One of the things I love about writing is what, over the years, I’ve come to know as The Flow. It’s that Time beyond time. It’s when the words come, in a smooth rush or a river of images, and I no longer feel I’m “in control” of the story. The Voice that rings in my body resounds like a bell tolling inside. I’m not really sitting at my desk or table or even really conscious of myself anymore. I become the pen and the ink rolling, spreading, curving on the page, the Energy of the Story as it comes. To me, as an artist, those moments are sacred. It’s a kind of surrender to intuition — I love that.
(Incidentally, I feel the same way about prayer. Fixed words usually don’t do it for me.
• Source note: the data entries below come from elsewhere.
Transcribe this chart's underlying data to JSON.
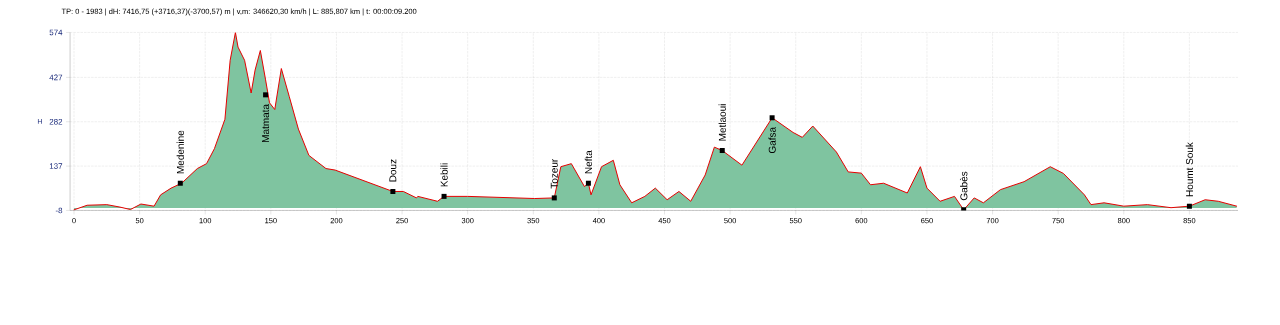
{
  "chart_data": {
    "type": "area",
    "title": "TP: 0 - 1983 | dH: 7416,75  (+3716,37)(-3700,57) m | v,m: 346620,30 km/h | L: 885,807 km | t: 00:00:09.200",
    "ylabel": "H",
    "x": [
      0,
      10,
      25,
      35,
      43,
      51,
      61,
      66,
      74,
      82,
      94,
      101,
      107,
      115,
      119,
      123,
      125,
      130,
      135,
      138,
      142,
      146,
      149,
      153,
      158,
      164,
      171,
      179,
      192,
      199,
      243,
      251,
      261,
      262,
      277,
      282,
      300,
      351,
      366,
      371,
      379,
      389,
      392,
      394,
      402,
      411,
      416,
      425,
      435,
      443,
      452,
      461,
      470,
      481,
      488,
      494,
      509,
      532,
      548,
      555,
      563,
      581,
      590,
      600,
      607,
      617,
      635,
      645,
      650,
      660,
      671,
      678,
      686,
      693,
      706,
      724,
      744,
      754,
      770,
      775,
      785,
      800,
      818,
      836,
      850,
      862,
      872,
      886
    ],
    "series": [
      {
        "color": "#7fc4a0",
        "values": [
          -6,
          9,
          11,
          3,
          -5,
          13,
          6,
          43,
          65,
          81,
          129,
          145,
          194,
          290,
          483,
          574,
          526,
          483,
          376,
          451,
          515,
          419,
          344,
          322,
          456,
          365,
          258,
          172,
          129,
          124,
          54,
          54,
          33,
          38,
          22,
          38,
          38,
          31,
          33,
          135,
          145,
          70,
          81,
          43,
          135,
          156,
          76,
          17,
          38,
          65,
          27,
          54,
          22,
          108,
          199,
          188,
          140,
          295,
          247,
          231,
          268,
          183,
          118,
          114,
          76,
          81,
          49,
          135,
          65,
          22,
          38,
          -6,
          33,
          17,
          60,
          86,
          135,
          113,
          43,
          11,
          17,
          6,
          11,
          1,
          6,
          27,
          22,
          6
        ]
      }
    ],
    "xlim": [
      -3,
      887
    ],
    "ylim": [
      -8,
      574
    ],
    "xticks": [
      0,
      50,
      100,
      150,
      200,
      250,
      300,
      350,
      400,
      450,
      500,
      550,
      600,
      650,
      700,
      750,
      800,
      850
    ],
    "yticks": [
      -8,
      137,
      282,
      427,
      574
    ],
    "grid": true,
    "annotations": [
      {
        "text": "Medenine",
        "x": 81,
        "y": 81
      },
      {
        "text": "Matmata",
        "x": 146,
        "y": 370
      },
      {
        "text": "Douz",
        "x": 243,
        "y": 54
      },
      {
        "text": "Kebili",
        "x": 282,
        "y": 38
      },
      {
        "text": "Tozeur",
        "x": 366,
        "y": 33
      },
      {
        "text": "Nefta",
        "x": 392,
        "y": 81
      },
      {
        "text": "Metlaoui",
        "x": 494,
        "y": 188
      },
      {
        "text": "Gafsa",
        "x": 532,
        "y": 295
      },
      {
        "text": "Gabès",
        "x": 678,
        "y": -6
      },
      {
        "text": "Houmt Souk",
        "x": 850,
        "y": 6
      }
    ]
  }
}
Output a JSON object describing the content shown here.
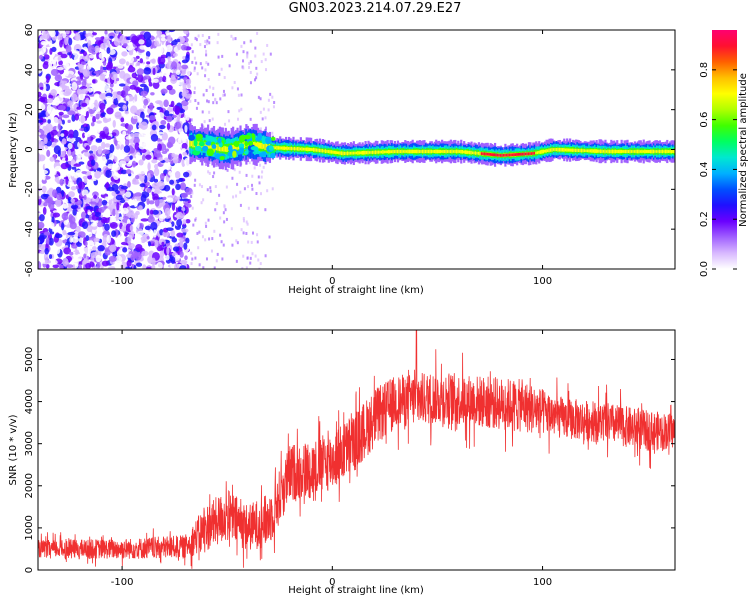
{
  "title": "GN03.2023.214.07.29.E27",
  "chart_data": [
    {
      "type": "heatmap",
      "xlabel": "Height of straight line (km)",
      "ylabel": "Frequency (Hz)",
      "xlim": [
        -140,
        163
      ],
      "ylim": [
        -60,
        60
      ],
      "xticks": [
        -100,
        0,
        100
      ],
      "yticks": [
        60,
        40,
        20,
        0,
        -20,
        -40,
        -60
      ],
      "colorbar": {
        "label": "Normalized spectral amplitude",
        "ticks": [
          "0.0",
          "0.2",
          "0.4",
          "0.6",
          "0.8"
        ],
        "colors": [
          "#ffffff",
          "#d8b8ff",
          "#a060ff",
          "#6a00ff",
          "#2010ff",
          "#0050ff",
          "#00b0ff",
          "#00e8d0",
          "#00ff60",
          "#40ff00",
          "#b0ff00",
          "#ffff00",
          "#ffc000",
          "#ff6000",
          "#ff1030",
          "#ff0070"
        ]
      },
      "regions": [
        {
          "x_start": -140,
          "x_end": -68,
          "description_level": 0.2,
          "freq_spread": [
            -60,
            60
          ]
        },
        {
          "x_start": -68,
          "x_end": -30,
          "description_level": 0.45,
          "freq_spread": [
            -8,
            10
          ]
        },
        {
          "x_start": -30,
          "x_end": 163,
          "description_level": 0.6,
          "freq_spread": [
            -4,
            4
          ]
        }
      ],
      "ridge": [
        {
          "x": -68,
          "y": 3
        },
        {
          "x": -60,
          "y": 2
        },
        {
          "x": -50,
          "y": 0
        },
        {
          "x": -40,
          "y": 3
        },
        {
          "x": -30,
          "y": 1
        },
        {
          "x": -10,
          "y": 0
        },
        {
          "x": 5,
          "y": -2
        },
        {
          "x": 30,
          "y": -1
        },
        {
          "x": 60,
          "y": -1
        },
        {
          "x": 80,
          "y": -3
        },
        {
          "x": 95,
          "y": -2
        },
        {
          "x": 105,
          "y": 0
        },
        {
          "x": 130,
          "y": -1
        },
        {
          "x": 163,
          "y": -1
        }
      ]
    },
    {
      "type": "line",
      "xlabel": "Height of straight line (km)",
      "ylabel": "SNR (10 * v/v)",
      "xlim": [
        -140,
        163
      ],
      "ylim": [
        0,
        5700
      ],
      "xticks": [
        -100,
        0,
        100
      ],
      "yticks": [
        0,
        1000,
        2000,
        3000,
        4000,
        5000
      ],
      "color": "#f03030",
      "series": [
        {
          "values_envelope": [
            {
              "x": -140,
              "mean": 500,
              "spread": 300
            },
            {
              "x": -100,
              "mean": 500,
              "spread": 350
            },
            {
              "x": -70,
              "mean": 550,
              "spread": 400
            },
            {
              "x": -60,
              "mean": 1000,
              "spread": 800
            },
            {
              "x": -50,
              "mean": 1300,
              "spread": 900
            },
            {
              "x": -40,
              "mean": 1000,
              "spread": 800
            },
            {
              "x": -30,
              "mean": 1200,
              "spread": 900
            },
            {
              "x": -20,
              "mean": 2300,
              "spread": 1000
            },
            {
              "x": -10,
              "mean": 2400,
              "spread": 1000
            },
            {
              "x": 0,
              "mean": 2600,
              "spread": 1000
            },
            {
              "x": 10,
              "mean": 3000,
              "spread": 1000
            },
            {
              "x": 20,
              "mean": 3600,
              "spread": 1000
            },
            {
              "x": 30,
              "mean": 4000,
              "spread": 900
            },
            {
              "x": 50,
              "mean": 4100,
              "spread": 900
            },
            {
              "x": 70,
              "mean": 4000,
              "spread": 900
            },
            {
              "x": 90,
              "mean": 3900,
              "spread": 900
            },
            {
              "x": 110,
              "mean": 3600,
              "spread": 700
            },
            {
              "x": 130,
              "mean": 3500,
              "spread": 700
            },
            {
              "x": 150,
              "mean": 3300,
              "spread": 700
            },
            {
              "x": 163,
              "mean": 3300,
              "spread": 600
            }
          ]
        }
      ],
      "peak": {
        "x": 40,
        "y": 5700
      }
    }
  ]
}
Intuition and opening myself up to the larger Creative force feels more honest, more in-the-moment.)
There have been periods when I’ve written for 13 hours and not noticed that time has passed. It’s a kind of joyous absorption in something larger than myself.
What I know as F L O W, Robert Olen Butler, in his creative writing book FROM WHERE YOU DREAM, calls a “trancelike state”. And there are things we all do to slip into the trance. Me personally? I light a candle. I say whatever prayer comes to mind, mostly in the form of “Thank You, thank You, thank You for this precious time.” Or “Let me hear what needs to be heard.”
But these last two days, with my son home and sick and the trick of learning how to balance historical research with creative writing, email to respond to, deadlines, and catching a virus — well, it’s been less F L O W than Stop’n’Go. *lol*
You know those kind of days? When life seems to conspire against your showing up on the Page? Yes, time to cultivate a little patience and nudge my sense of humor.
Does F L O WÂ work the same way for musicians? Painters? Sculptors? Other writers? I wonder.